A company controlled by Denver billionaire Philip Anschutz has purchased Fox Entertainment Group's 40% interest in Staples Center, paving the way for work to begin on a massive $1-billion addition to the area surrounding the arena.
The deal, estimated at about $200 million, gives Anschutz's entertainment and development company, AEG, greater control of the downtown arena and surrounding 28 acres. It plans to build a 4-million-square-foot development called L.A. Live, which could house a 7,000-seat theater, a 1,200-room hotel, other smaller hotels, restaurants, stores, offices and residential units.
Buying out Fox was one of the final steps necessary to get the long-anticipated project off the ground, said Timothy J. Leiweke, president of AEG. "Otherwise we wouldn't have taken a happy relationship with a good partner and bought them out."
AEG hopes to unveil its plans -- expected to include radio and television facilities for broadcasters that would compete with Fox -- in coming weeks, Leiweke said.

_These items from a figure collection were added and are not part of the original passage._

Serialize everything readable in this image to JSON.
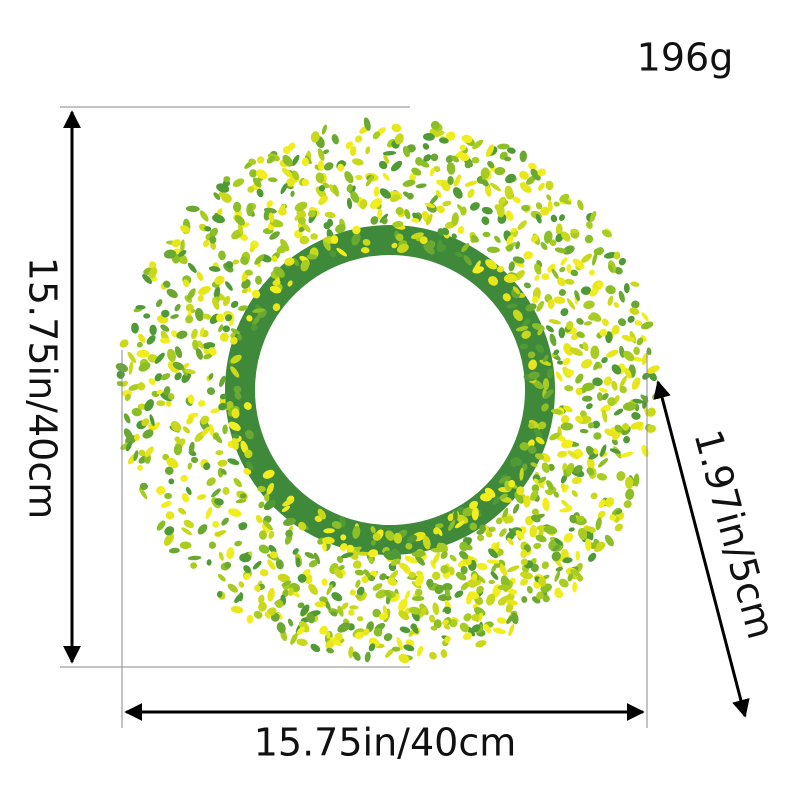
{
  "weight": "196g",
  "dimensions": {
    "height": "15.75in/40cm",
    "width": "15.75in/40cm",
    "depth": "1.97in/5cm"
  }
}
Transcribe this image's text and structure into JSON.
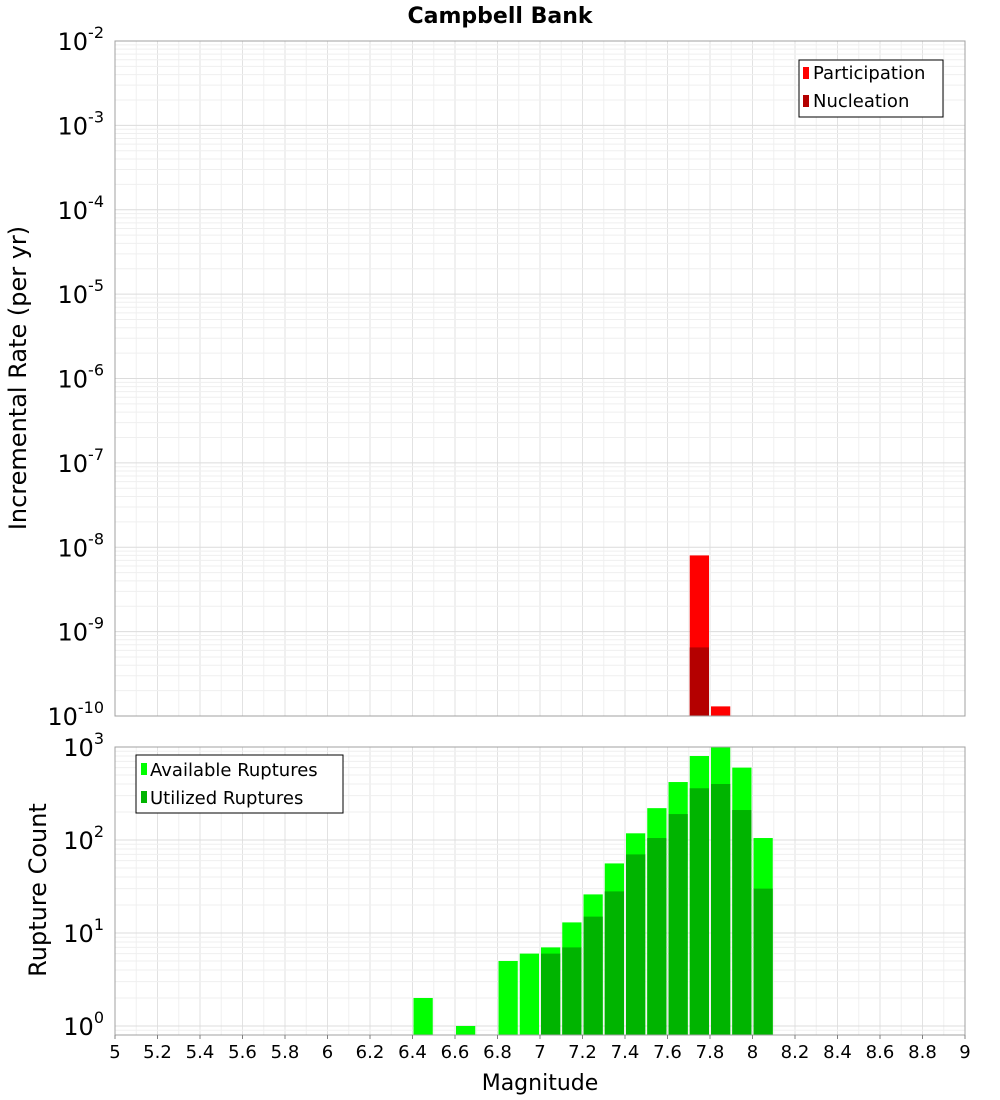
{
  "chart_data": [
    {
      "type": "bar",
      "title": "Campbell Bank",
      "ylabel": "Incremental Rate (per yr)",
      "y_scale": "log",
      "ylim": [
        1e-10,
        0.01
      ],
      "xlim": [
        5,
        9
      ],
      "grid": true,
      "bar_width": 0.1,
      "legend_position": "top-right",
      "y_ticks": [
        {
          "base": "10",
          "exp": "-10"
        },
        {
          "base": "10",
          "exp": "-9"
        },
        {
          "base": "10",
          "exp": "-8"
        },
        {
          "base": "10",
          "exp": "-7"
        },
        {
          "base": "10",
          "exp": "-6"
        },
        {
          "base": "10",
          "exp": "-5"
        },
        {
          "base": "10",
          "exp": "-4"
        },
        {
          "base": "10",
          "exp": "-3"
        },
        {
          "base": "10",
          "exp": "-2"
        }
      ],
      "series": [
        {
          "name": "Participation",
          "color": "#ff0000",
          "points": [
            {
              "x": 7.75,
              "y": 8e-09
            },
            {
              "x": 7.85,
              "y": 1.3e-10
            }
          ]
        },
        {
          "name": "Nucleation",
          "color": "#b40000",
          "points": [
            {
              "x": 7.75,
              "y": 6.5e-10
            }
          ]
        }
      ]
    },
    {
      "type": "bar",
      "ylabel": "Rupture Count",
      "xlabel": "Magnitude",
      "y_scale": "log",
      "ylim": [
        0.8,
        1000
      ],
      "xlim": [
        5,
        9
      ],
      "grid": true,
      "bar_width": 0.1,
      "legend_position": "top-left",
      "x_ticks": [
        "5",
        "5.2",
        "5.4",
        "5.6",
        "5.8",
        "6",
        "6.2",
        "6.4",
        "6.6",
        "6.8",
        "7",
        "7.2",
        "7.4",
        "7.6",
        "7.8",
        "8",
        "8.2",
        "8.4",
        "8.6",
        "8.8",
        "9"
      ],
      "y_ticks": [
        {
          "base": "10",
          "exp": "0"
        },
        {
          "base": "10",
          "exp": "1"
        },
        {
          "base": "10",
          "exp": "2"
        },
        {
          "base": "10",
          "exp": "3"
        }
      ],
      "series": [
        {
          "name": "Available Ruptures",
          "color": "#00ff00",
          "points": [
            {
              "x": 6.45,
              "y": 2
            },
            {
              "x": 6.65,
              "y": 1
            },
            {
              "x": 6.85,
              "y": 5
            },
            {
              "x": 6.95,
              "y": 6
            },
            {
              "x": 7.05,
              "y": 7
            },
            {
              "x": 7.15,
              "y": 13
            },
            {
              "x": 7.25,
              "y": 26
            },
            {
              "x": 7.35,
              "y": 56
            },
            {
              "x": 7.45,
              "y": 118
            },
            {
              "x": 7.55,
              "y": 220
            },
            {
              "x": 7.65,
              "y": 420
            },
            {
              "x": 7.75,
              "y": 800
            },
            {
              "x": 7.85,
              "y": 1000
            },
            {
              "x": 7.95,
              "y": 600
            },
            {
              "x": 8.05,
              "y": 105
            }
          ]
        },
        {
          "name": "Utilized Ruptures",
          "color": "#00b400",
          "points": [
            {
              "x": 7.05,
              "y": 6
            },
            {
              "x": 7.15,
              "y": 7
            },
            {
              "x": 7.25,
              "y": 15
            },
            {
              "x": 7.35,
              "y": 28
            },
            {
              "x": 7.45,
              "y": 70
            },
            {
              "x": 7.55,
              "y": 105
            },
            {
              "x": 7.65,
              "y": 190
            },
            {
              "x": 7.75,
              "y": 360
            },
            {
              "x": 7.85,
              "y": 400
            },
            {
              "x": 7.95,
              "y": 210
            },
            {
              "x": 8.05,
              "y": 30
            }
          ]
        }
      ]
    }
  ]
}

Construction could begin by the end of this year.
Under the agreement with AEG, Fox will keep its ownership share of the Fox Sports Sky Box restaurant at the arena. And Fox's Southern California Sports Report and other sports-oriented shows will continue to be broadcast from Fox's studio located in Staples Center and operated by AEG Teleworks. Fox will continue to be a paid sponsor of the arena.

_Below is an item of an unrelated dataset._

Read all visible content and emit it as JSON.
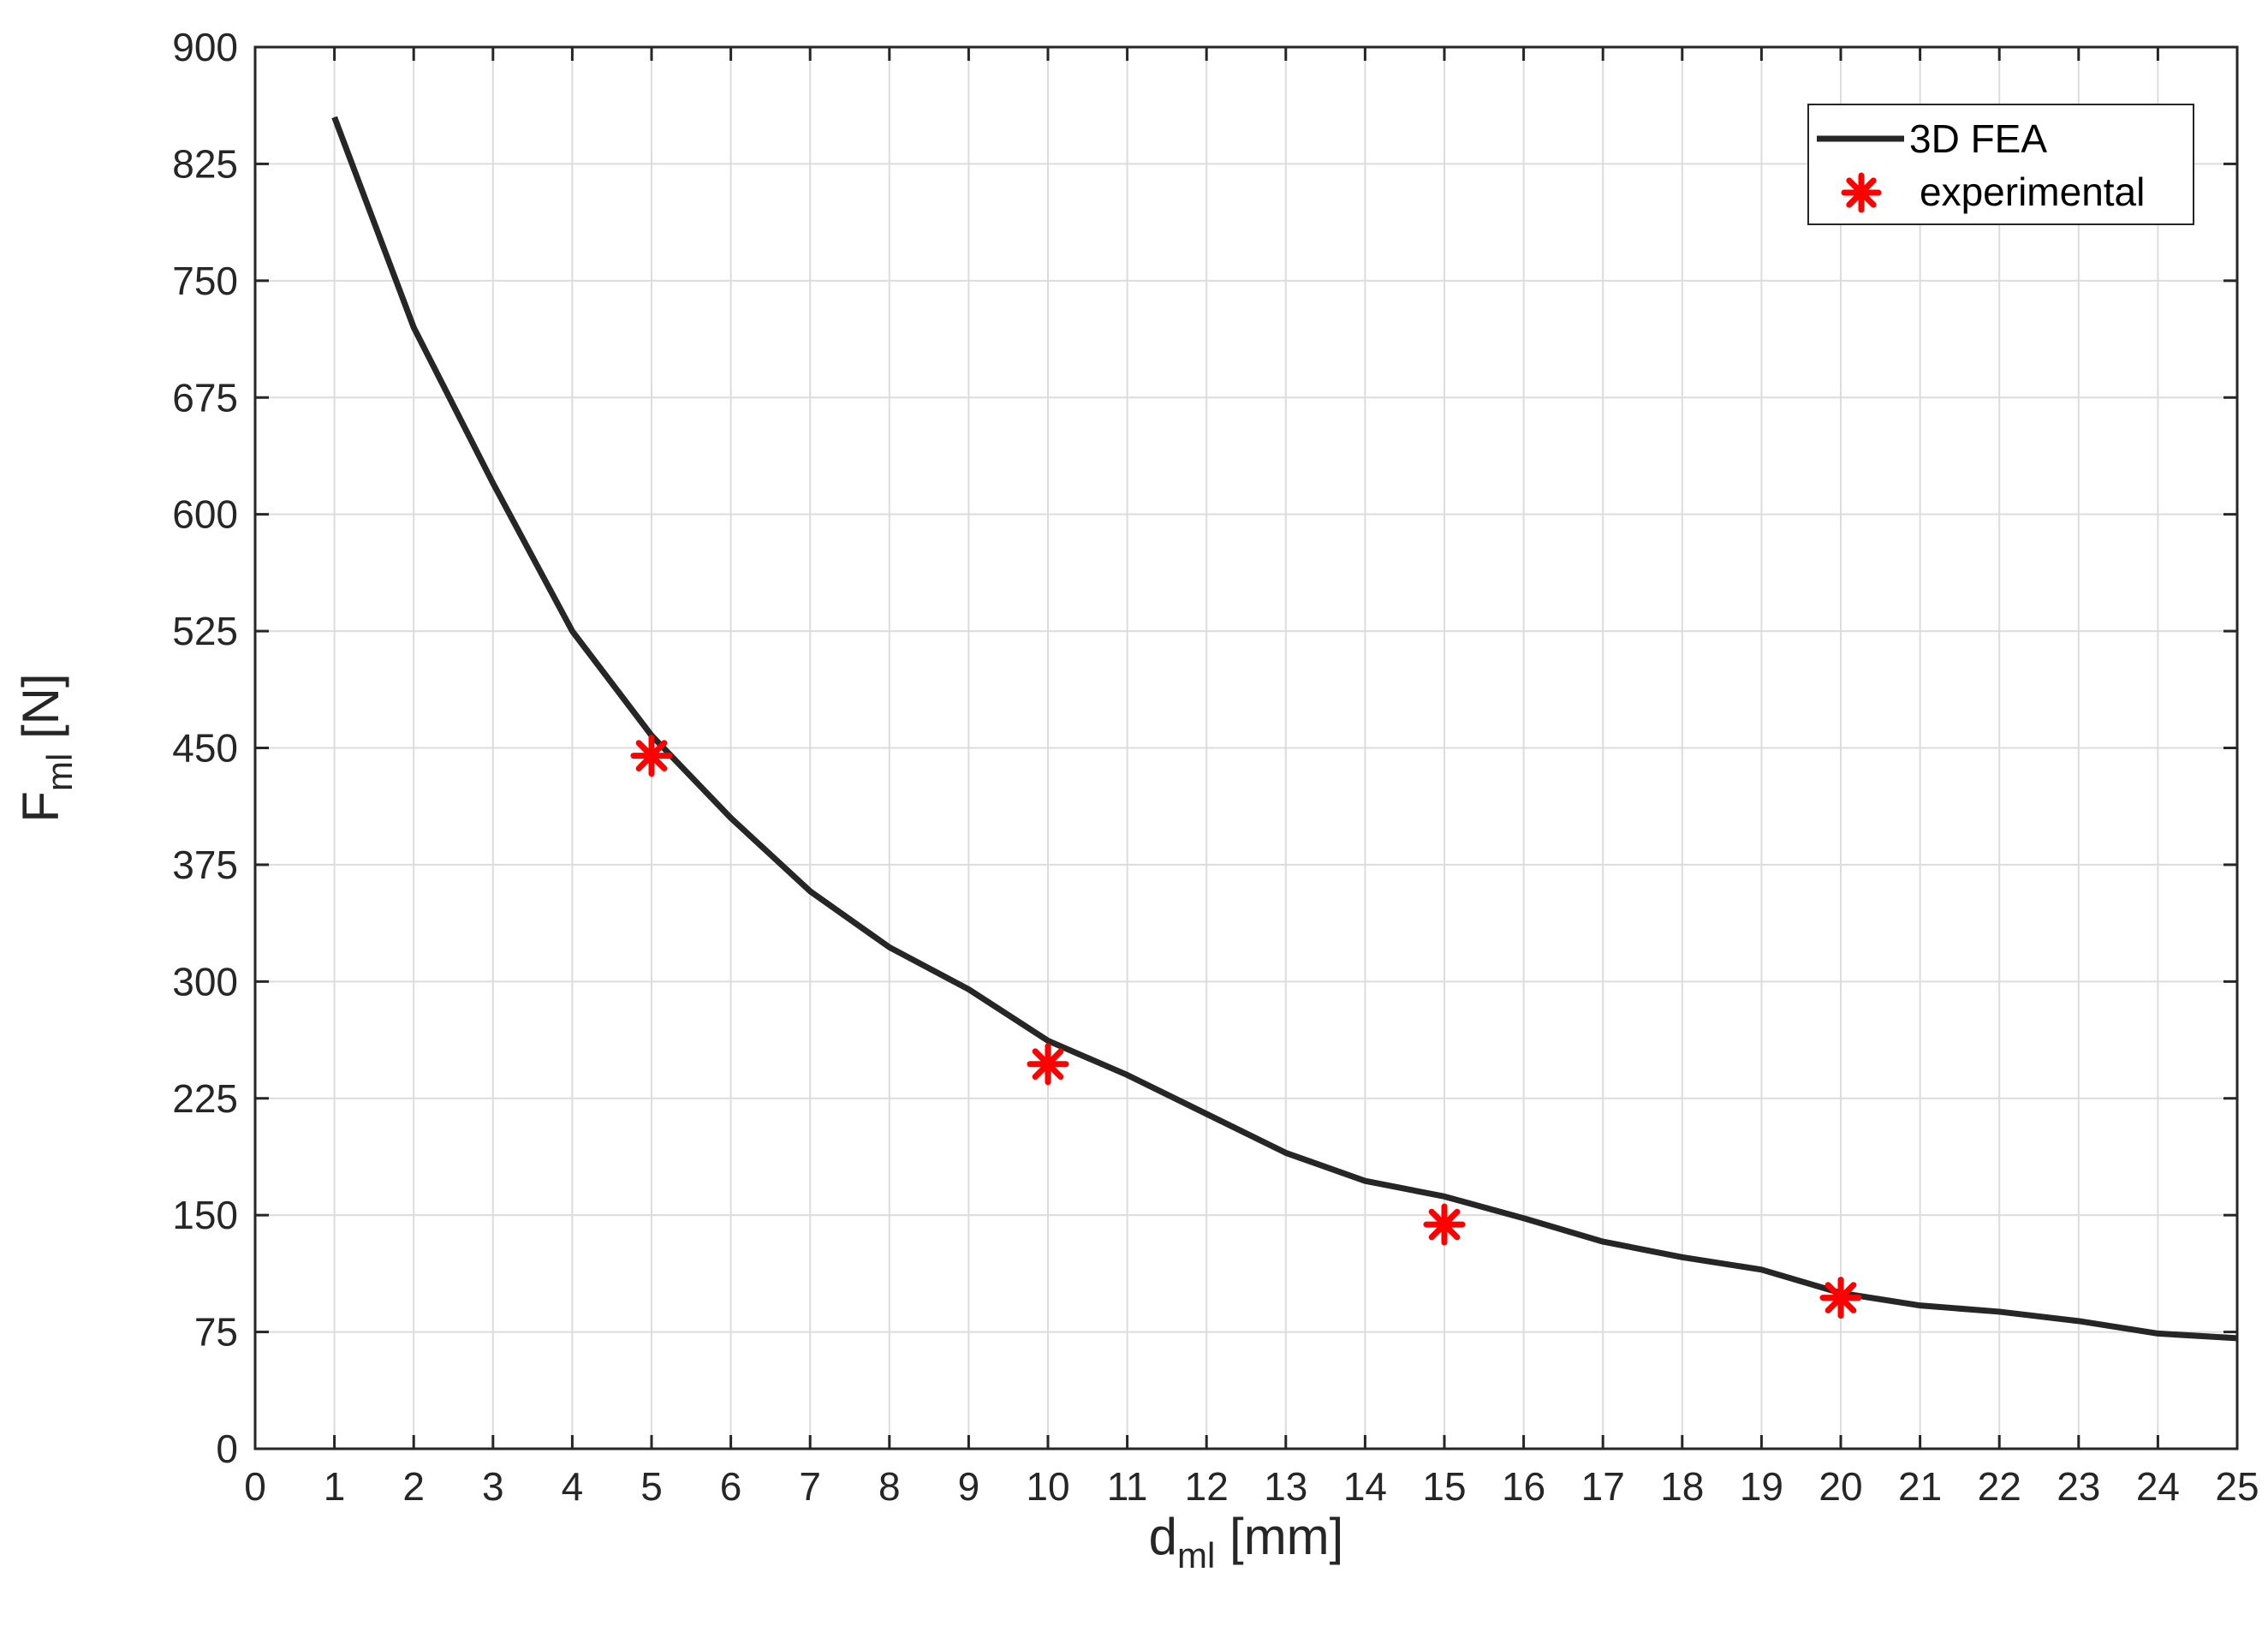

After Fox parent News Corp. sold the Dodgers this year, owning a stake in Staples Center no longer made sense, a Fox source said. When the media giant originally struck the deal with AEG, Fox envisioned building a regional sports behemoth in Los Angeles that would include teams, stadiums and cable channels.

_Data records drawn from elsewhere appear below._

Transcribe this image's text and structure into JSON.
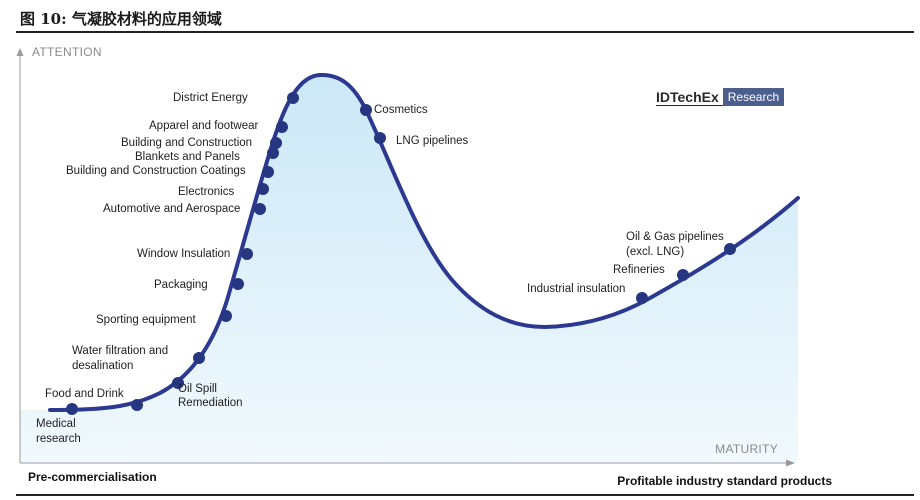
{
  "figure": {
    "title": "图 10: 气凝胶材料的应用领域"
  },
  "axes": {
    "y_label": "ATTENTION",
    "x_label": "MATURITY"
  },
  "footer": {
    "left": "Pre-commercialisation",
    "right": "Profitable industry standard products"
  },
  "logo": {
    "main": "IDTechEx",
    "sub": "Research"
  },
  "colors": {
    "curve": "#2b3990",
    "marker": "#263680",
    "fill_top": "#cce8f7",
    "fill_bottom": "#f1f9fd",
    "axis": "#9a9a9a"
  },
  "points": [
    {
      "id": "medical-research",
      "lines": [
        "Medical",
        "research"
      ]
    },
    {
      "id": "food-and-drink",
      "lines": [
        "Food and Drink"
      ]
    },
    {
      "id": "oil-spill-remediation",
      "lines": [
        "Oil Spill",
        "Remediation"
      ]
    },
    {
      "id": "water-filtration",
      "lines": [
        "Water filtration and",
        "desalination"
      ]
    },
    {
      "id": "sporting-equipment",
      "lines": [
        "Sporting equipment"
      ]
    },
    {
      "id": "packaging",
      "lines": [
        "Packaging"
      ]
    },
    {
      "id": "window-insulation",
      "lines": [
        "Window Insulation"
      ]
    },
    {
      "id": "automotive-aerospace",
      "lines": [
        "Automotive and Aerospace"
      ]
    },
    {
      "id": "electronics",
      "lines": [
        "Electronics"
      ]
    },
    {
      "id": "building-construction-coatings",
      "lines": [
        "Building and Construction Coatings"
      ]
    },
    {
      "id": "blankets-panels",
      "lines": [
        "Blankets and Panels"
      ]
    },
    {
      "id": "building-construction",
      "lines": [
        "Building and Construction"
      ]
    },
    {
      "id": "apparel-footwear",
      "lines": [
        "Apparel and footwear"
      ]
    },
    {
      "id": "district-energy",
      "lines": [
        "District Energy"
      ]
    },
    {
      "id": "cosmetics",
      "lines": [
        "Cosmetics"
      ]
    },
    {
      "id": "lng-pipelines",
      "lines": [
        "LNG pipelines"
      ]
    },
    {
      "id": "industrial-insulation",
      "lines": [
        "Industrial insulation"
      ]
    },
    {
      "id": "refineries",
      "lines": [
        "Refineries"
      ]
    },
    {
      "id": "oil-gas-pipelines",
      "lines": [
        "Oil & Gas pipelines",
        "(excl. LNG)"
      ]
    }
  ]
}
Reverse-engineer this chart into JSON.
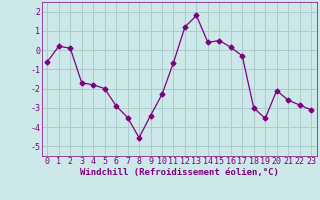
{
  "x": [
    0,
    1,
    2,
    3,
    4,
    5,
    6,
    7,
    8,
    9,
    10,
    11,
    12,
    13,
    14,
    15,
    16,
    17,
    18,
    19,
    20,
    21,
    22,
    23
  ],
  "y": [
    -0.6,
    0.2,
    0.1,
    -1.7,
    -1.8,
    -2.0,
    -2.9,
    -3.5,
    -4.55,
    -3.4,
    -2.3,
    -0.65,
    1.2,
    1.8,
    0.4,
    0.5,
    0.15,
    -0.3,
    -3.0,
    -3.55,
    -2.1,
    -2.6,
    -2.85,
    -3.1
  ],
  "line_color": "#800080",
  "marker": "D",
  "marker_size": 2.5,
  "bg_color": "#cce8e8",
  "grid_color": "#aacccc",
  "xlabel": "Windchill (Refroidissement éolien,°C)",
  "xlim": [
    -0.5,
    23.5
  ],
  "ylim": [
    -5.5,
    2.5
  ],
  "yticks": [
    -5,
    -4,
    -3,
    -2,
    -1,
    0,
    1,
    2
  ],
  "xticks": [
    0,
    1,
    2,
    3,
    4,
    5,
    6,
    7,
    8,
    9,
    10,
    11,
    12,
    13,
    14,
    15,
    16,
    17,
    18,
    19,
    20,
    21,
    22,
    23
  ],
  "xlabel_fontsize": 6.5,
  "tick_fontsize": 6.0
}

News Corp. bought the Dodgers in 1998 and started a second cable channel in Los Angeles to carry Dodger, Clipper and Mighty Duck games. Its primary sports channel airs Laker, Anaheim Angel and King games. As part of the Staples agreement, News Corp. bought options for minority stakes in both the Lakers and the Kings. The idea was to eventually consolidate its sports assets into a single entity that Walt Disney Co. could not match.
Disney, which owns ESPN and the Ducks, later sold the Angels and abandoned its plans for building a regional sports broadcast empire.